Before conducting α-diversity and β-diversity analyses, sequence counts for each sample were standardized using a rarefaction approach, which reduces the sequence counts of all samples to the level of the sample with the fewest sequences. For species composition analysis, a relative abundance normalization method was applied, with the calculation formula being: count of X bacterial group/total count.

The SILVA (Release 138, https://www.arbsilva.de/documentation/release138/) database was used to annotate species with the NT-16S database, and the abundance of each species in each sample was counted. The confidence threshold for annotation was set at 0.7.

Untargeted metabolomics analysis of ovarian

Fifty milligrams of the ovarian sample were weighed into a 2 mL centrifuge tube and 6 mm diameter grinding beads were added. An extract (400 μL; methanol: acetonitrile = 1:1, v/v) containing four internal standards (L-2-chlorophenylalanine, etc.) was added. A low-temperature tissue grinder was used for 6 min (−10 °C, 50 Hz). Low-temperature ultrasonic extraction was performed for 30 min (5 °C, 40KHz). Samples were placed at −20 °C for 30 min, centrifuged for 15 min (13,000 × g, 4 °C), and the supernatant was transferred to injection vials with internal cannulae for analysis. Additionally, 20 μL of supernatant was removed from each sample, mixed, and used as a quality control (QC) sample.

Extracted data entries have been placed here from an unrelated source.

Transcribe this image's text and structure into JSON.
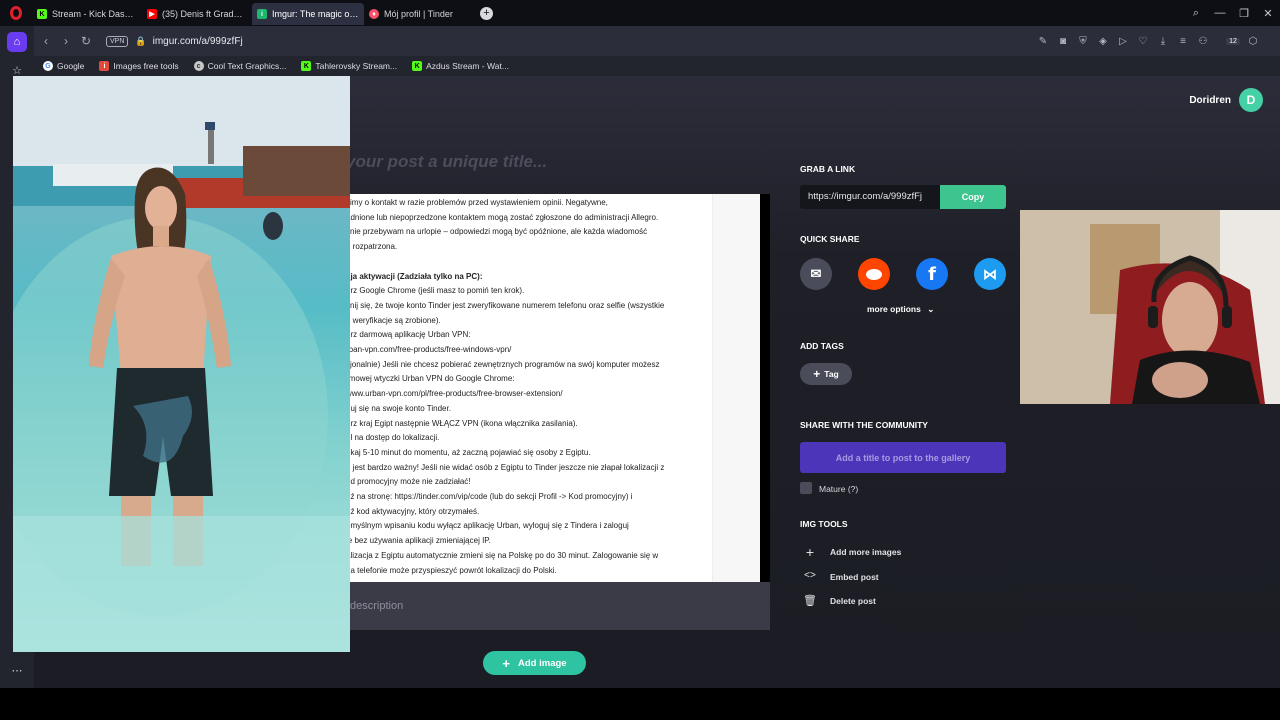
{
  "browser": {
    "tabs": [
      {
        "label": "Stream - Kick Dashboard",
        "favicon": "kick-icon",
        "color": "#53fc18"
      },
      {
        "label": "(35) Denis ft Gradu - F",
        "favicon": "youtube-icon",
        "color": "#ff0000"
      },
      {
        "label": "Imgur: The magic of the I",
        "favicon": "imgur-icon",
        "color": "#1bb76e"
      },
      {
        "label": "Mój profil | Tinder",
        "favicon": "tinder-icon",
        "color": "#fd5068"
      }
    ],
    "new_tab": "+",
    "url": "imgur.com/a/999zfFj",
    "vpn_badge": "VPN",
    "bookmarks": [
      {
        "label": "Google",
        "icon": "google-icon"
      },
      {
        "label": "Images free tools",
        "icon": "images-tools-icon"
      },
      {
        "label": "Cool Text Graphics...",
        "icon": "cooltext-icon"
      },
      {
        "label": "Tahlerovsky Stream...",
        "icon": "kick-icon"
      },
      {
        "label": "Azdus Stream - Wat...",
        "icon": "kick-icon"
      }
    ],
    "extension_badge": "12"
  },
  "page": {
    "user": {
      "name": "Doridren",
      "avatar_letter": "D",
      "avatar_color": "#45d1a6"
    },
    "title_placeholder": "your post a unique title...",
    "description_placeholder": "description",
    "add_image_label": "Add image",
    "document_lines": [
      {
        "text": "simy o kontakt w razie problemów przed wystawieniem opinii. Negatywne,",
        "bold": false
      },
      {
        "text": "adnione lub niepoprzedzone kontaktem mogą zostać zgłoszone do administracji Allegro.",
        "bold": false
      },
      {
        "text": "cnie przebywam na urlopie – odpowiedzi mogą być opóźnione, ale każda wiadomość",
        "bold": false
      },
      {
        "text": "e rozpatrzona.",
        "bold": false
      },
      {
        "text": "",
        "bold": false
      },
      {
        "text": "cja aktywacji (Zadziała tylko na PC):",
        "bold": true
      },
      {
        "text": "erz Google Chrome (jeśli masz to pomiń ten krok).",
        "bold": false
      },
      {
        "text": "ynij się, że twoje konto Tinder jest zweryfikowane numerem telefonu oraz selfie (wszystkie",
        "bold": false
      },
      {
        "text": "e weryfikacje są zrobione).",
        "bold": false
      },
      {
        "text": "erz darmową aplikację Urban VPN:",
        "bold": false
      },
      {
        "text": "rban-vpn.com/free-products/free-windows-vpn/",
        "bold": false
      },
      {
        "text": "cjonalnie) Jeśli nie chcesz pobierać zewnętrznych programów na swój komputer możesz",
        "bold": false
      },
      {
        "text": "rmowej wtyczki Urban VPN do Google Chrome:",
        "bold": false
      },
      {
        "text": "www.urban-vpn.com/pl/free-products/free-browser-extension/",
        "bold": false
      },
      {
        "text": "guj się na swoje konto Tinder.",
        "bold": false
      },
      {
        "text": "erz kraj Egipt następnie WŁĄCZ VPN (ikona włącznika zasilania).",
        "bold": false
      },
      {
        "text": "ól na dostęp do lokalizacji.",
        "bold": false
      },
      {
        "text": "ekaj 5-10 minut do momentu, aż zaczną pojawiać się osoby z Egiptu.",
        "bold": false
      },
      {
        "text": "n jest bardzo ważny! Jeśli nie widać osób z Egiptu to Tinder jeszcze nie złapał lokalizacji z",
        "bold": false
      },
      {
        "text": "od promocyjny może nie zadziałać!",
        "bold": false
      },
      {
        "text": "dź na stronę:  https://tinder.com/vip/code (lub do sekcji Profil -> Kod promocyjny) i",
        "bold": false
      },
      {
        "text": "dź kod aktywacyjny, który otrzymałeś.",
        "bold": false
      },
      {
        "text": "omyślnym wpisaniu kodu wyłącz aplikację Urban, wyloguj się z Tindera i zaloguj",
        "bold": false
      },
      {
        "text": "ie bez używania aplikacji zmieniającej IP.",
        "bold": false
      },
      {
        "text": "alizacja z Egiptu automatycznie zmieni się na Polskę po do 30 minut. Zalogowanie się w",
        "bold": false
      },
      {
        "text": " na telefonie może przyspieszyć powrót lokalizacji do Polski.",
        "bold": false
      }
    ]
  },
  "right_panel": {
    "grab_link_heading": "GRAB A LINK",
    "link_value": "https://imgur.com/a/999zfFj",
    "copy_label": "Copy",
    "quick_share_heading": "QUICK SHARE",
    "share_buttons": [
      {
        "name": "email-icon",
        "color": "#4a4c59",
        "glyph": "✉"
      },
      {
        "name": "reddit-icon",
        "color": "#ff4500",
        "glyph": "●"
      },
      {
        "name": "facebook-icon",
        "color": "#1877f2",
        "glyph": "f"
      },
      {
        "name": "bluesky-icon",
        "color": "#1d9bf0",
        "glyph": "🦋"
      }
    ],
    "more_options_label": "more options",
    "add_tags_heading": "ADD TAGS",
    "tag_button_label": "Tag",
    "community_heading": "SHARE WITH THE COMMUNITY",
    "gallery_button_label": "Add a title to post to the gallery",
    "mature_label": "Mature (?)",
    "img_tools_heading": "IMG TOOLS",
    "tools": [
      {
        "label": "Add more images",
        "icon": "plus-icon",
        "glyph": "+"
      },
      {
        "label": "Embed post",
        "icon": "code-icon",
        "glyph": "<>"
      },
      {
        "label": "Delete post",
        "icon": "trash-icon",
        "glyph": "🗑"
      }
    ]
  },
  "overlays": {
    "photo": "man-standing-in-sea-photo",
    "webcam": "streamer-webcam"
  }
}
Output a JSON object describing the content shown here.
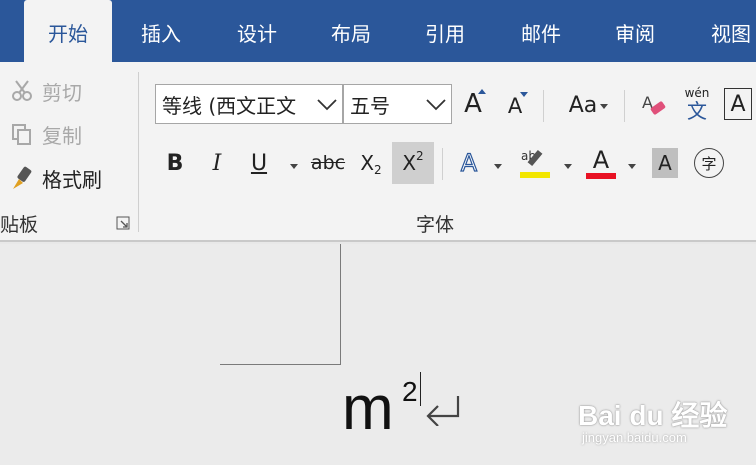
{
  "tabs": [
    {
      "label": "开始",
      "active": true
    },
    {
      "label": "插入"
    },
    {
      "label": "设计"
    },
    {
      "label": "布局"
    },
    {
      "label": "引用"
    },
    {
      "label": "邮件"
    },
    {
      "label": "审阅"
    },
    {
      "label": "视图"
    }
  ],
  "clipboard": {
    "cut": "剪切",
    "copy": "复制",
    "format_painter": "格式刷",
    "group_label": "贴板"
  },
  "font": {
    "font_name": "等线 (西文正文",
    "font_size": "五号",
    "grow": "A",
    "shrink": "A",
    "change_case": "Aa",
    "phonetic_top": "wén",
    "phonetic_bottom": "文",
    "bold": "B",
    "italic": "I",
    "underline": "U",
    "strike": "abc",
    "subscript_base": "X",
    "subscript_mark": "2",
    "superscript_base": "X",
    "superscript_mark": "2",
    "text_effects": "A",
    "highlight_mark": "ab",
    "font_color": "A",
    "char_shading": "A",
    "enclose": "字",
    "group_label": "字体",
    "highlight_color": "#f2e600",
    "font_color_bar": "#e81123",
    "accent": "#2b579a"
  },
  "document": {
    "text": "m",
    "superscript": "2"
  },
  "watermark": {
    "main": "Bai du 经验",
    "sub": "jingyan.baidu.com"
  }
}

Chromatographic conditions were as follows: the column was an ACQUITY UPLC HSS T3 (100 mm × 2.1 mm i.d., 1.8 μm; Waters Corporation, Milford, USA); mobile phase A was 95% water + 5% acetonitrile (containing 0.1% formic acid); mobile phase B was 47.5% acetonitrile + 47.5% isopropanol + 5% water (containing 0.1% formic acid), and the injection volume was 3 μL. The column temperature was 40 °C.

Mass spectrometry conditions were as follows: samples were subjected to electro­ spray ionization, and mass spectra were acquired in positive and negative ion scanning modes. The scan range was 70–1050 m/z; the sheath gas flow rate was 50 arb; the auxiliary gas flow rate was 13 arb; the heating temperature was 425 °C; the capillary temperature was 325 °C; the spray voltage (+) was 3500 V; the spray voltage (−) was −3500 V; and the S-lens voltage was 50.

Quality control (QC) samples are prepared by mixing the extracts of all samples in equal volume. Every QC has the same volume as the sample and is handled and detected in the same way as the analyzed sample. During instrumental analysis, one QC sample is inserted every 5–15 analyzed samples to check the stability of the detection process.

Statistical analysis

Statistical analysis was performed by using Graph Pad Prism version 9.5.0. The Kruskal-Wallis test was used for all non-parametric tests, and the one-way analysis of variance (ANOVA) test was used for all parametric tests. P < 0.05 was considered as statistically significant. Spearman was used to analyze the correlation between major bacterial communities and these detected metabolites.